What good is capital punishment if you don’t do it out loud? How pristine that we can get rid of this person in the name of justice, in the name of anger—all those things are worth watching. If I’m after vengeance, I want to see the vengeance, otherwise it’s no good.
You’ve said that as a funeral director you care for the living by caring for their dead. Do you look at what you do as a vocation?
I don’t confuse what I do with ministry in a religious sense. I think of it more as an exercise in humanity. When the phone rings at 3 o’clock in the morning, that does feel like a calling, because someone’s calling you at odd hours to say the worst thing that could happen has happened. What do we do about it? We answer the phone.
The priest in my town often asks me, “Why do they call you first?” I tell him, “I answer the phone.” That’s how you get people’s trust. We forget how powerful our presence is.
The clergy do not know the power—the huge, magic medicine, the voice of God—that is brought when they walk into the room where a death has occurred and stand upright. This says to the person who is buckled over with this hurt, “You could give this to God.” I see this happen all the time.
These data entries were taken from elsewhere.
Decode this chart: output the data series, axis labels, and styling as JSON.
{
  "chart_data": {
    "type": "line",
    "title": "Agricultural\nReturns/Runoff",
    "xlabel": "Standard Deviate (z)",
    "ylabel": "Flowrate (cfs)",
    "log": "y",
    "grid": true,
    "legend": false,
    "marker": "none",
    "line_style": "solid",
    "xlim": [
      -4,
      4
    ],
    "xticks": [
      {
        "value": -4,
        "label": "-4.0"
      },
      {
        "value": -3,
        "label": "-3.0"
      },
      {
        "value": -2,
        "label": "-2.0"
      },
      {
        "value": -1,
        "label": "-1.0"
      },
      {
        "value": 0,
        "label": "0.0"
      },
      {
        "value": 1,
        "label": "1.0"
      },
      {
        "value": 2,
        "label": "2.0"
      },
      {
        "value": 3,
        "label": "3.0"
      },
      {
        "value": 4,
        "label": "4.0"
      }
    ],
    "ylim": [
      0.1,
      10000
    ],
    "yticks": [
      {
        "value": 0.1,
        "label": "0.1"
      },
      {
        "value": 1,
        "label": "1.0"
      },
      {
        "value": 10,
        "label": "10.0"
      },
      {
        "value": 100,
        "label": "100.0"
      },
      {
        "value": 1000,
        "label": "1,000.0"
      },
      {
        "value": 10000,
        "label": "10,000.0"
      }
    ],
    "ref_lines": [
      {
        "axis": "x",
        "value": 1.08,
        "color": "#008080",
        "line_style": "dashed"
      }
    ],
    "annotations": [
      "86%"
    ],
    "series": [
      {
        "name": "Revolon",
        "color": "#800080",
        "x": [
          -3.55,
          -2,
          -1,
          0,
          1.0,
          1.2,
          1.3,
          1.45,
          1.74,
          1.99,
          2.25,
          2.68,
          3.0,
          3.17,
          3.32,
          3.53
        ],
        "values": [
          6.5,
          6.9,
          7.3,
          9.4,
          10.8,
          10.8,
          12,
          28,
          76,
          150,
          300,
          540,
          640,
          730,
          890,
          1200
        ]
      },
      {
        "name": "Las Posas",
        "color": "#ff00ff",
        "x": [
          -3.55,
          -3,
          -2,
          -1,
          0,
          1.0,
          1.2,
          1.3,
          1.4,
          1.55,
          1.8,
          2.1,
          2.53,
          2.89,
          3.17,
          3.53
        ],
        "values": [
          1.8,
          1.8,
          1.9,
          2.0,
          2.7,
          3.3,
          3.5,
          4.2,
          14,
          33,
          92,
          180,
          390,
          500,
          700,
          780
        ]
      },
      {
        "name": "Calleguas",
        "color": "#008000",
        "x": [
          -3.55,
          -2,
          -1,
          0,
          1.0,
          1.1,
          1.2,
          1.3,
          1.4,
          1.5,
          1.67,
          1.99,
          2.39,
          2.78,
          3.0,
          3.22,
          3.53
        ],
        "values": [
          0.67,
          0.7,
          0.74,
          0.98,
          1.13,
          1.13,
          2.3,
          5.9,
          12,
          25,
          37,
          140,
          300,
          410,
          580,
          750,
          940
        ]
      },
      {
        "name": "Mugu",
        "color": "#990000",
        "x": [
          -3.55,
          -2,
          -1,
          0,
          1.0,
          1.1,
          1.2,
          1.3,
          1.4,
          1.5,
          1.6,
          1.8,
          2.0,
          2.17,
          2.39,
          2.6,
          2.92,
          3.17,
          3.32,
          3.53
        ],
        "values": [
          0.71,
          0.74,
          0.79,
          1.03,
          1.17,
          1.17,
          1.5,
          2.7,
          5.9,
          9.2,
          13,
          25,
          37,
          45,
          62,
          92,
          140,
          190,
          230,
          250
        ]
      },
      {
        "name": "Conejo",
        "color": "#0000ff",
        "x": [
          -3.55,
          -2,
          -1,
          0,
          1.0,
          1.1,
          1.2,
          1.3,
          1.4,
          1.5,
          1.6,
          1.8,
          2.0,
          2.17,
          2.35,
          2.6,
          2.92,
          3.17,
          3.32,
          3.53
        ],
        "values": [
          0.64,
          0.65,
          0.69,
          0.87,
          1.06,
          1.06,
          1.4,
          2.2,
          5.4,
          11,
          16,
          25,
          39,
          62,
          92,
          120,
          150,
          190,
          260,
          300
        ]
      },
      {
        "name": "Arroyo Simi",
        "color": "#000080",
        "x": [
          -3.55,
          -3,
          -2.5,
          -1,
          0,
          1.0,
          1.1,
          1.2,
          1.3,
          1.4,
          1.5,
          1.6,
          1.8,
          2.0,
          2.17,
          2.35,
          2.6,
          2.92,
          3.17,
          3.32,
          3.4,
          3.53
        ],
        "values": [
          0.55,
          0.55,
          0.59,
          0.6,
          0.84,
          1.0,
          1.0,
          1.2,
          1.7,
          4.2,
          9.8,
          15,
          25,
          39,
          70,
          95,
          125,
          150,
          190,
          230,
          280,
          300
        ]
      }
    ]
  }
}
When parents are burying their dead children, the fact that they can walk upright is to me a sign that God is—otherwise they’d be in the dirt. They would not walk; they could not speak. I’ve seen people absolutely incapacitated with heartbreak. The fact that they get up is a statement of faith and of God’s care.
Your presence certainly sounds like a ministry.
My job isn’t to weep with people or to feel their feelings. My job is to embolden people and to say, “Even though it’s frightening to do this, you’ll be glad you did.”
Last week we were burying a 47-year-old man who had cancer but died quite suddenly. I asked his son and wife if they’d like to be with us when we closed the casket. The boy said, “Of course.” The mother’s eyes got wide, but she said yes. I told them not to worry. There were 250 people in church. The boy tucked his father in, and his wife removed his wedding band.
Now I could have done all that, but the good job I did was emboldening them to do it. You can only embolden by dealing with what is. Yes, the boy cried loudly and officially in front of all those people. That’s all right.
I bury a fair few secular humanists as well, and I see a lot of people who are just really angry at God, and I think my job is to tell them that’s OK, too. God can take it. She understands.
How has your work affected your faith?
I am convinced that God takes care of us. I truly believe that, having had an Irish Catholic upbringing, I was given a very special language. I think of religion as language, and faith as a translator for religion. It is a Catholic language I speak. I don’t have to mumble. I can say it outright because it was given to me.
This article appeared in the November 2002 issue of U.S. Catholic (Vol. 67, No. 11, pages 12-17).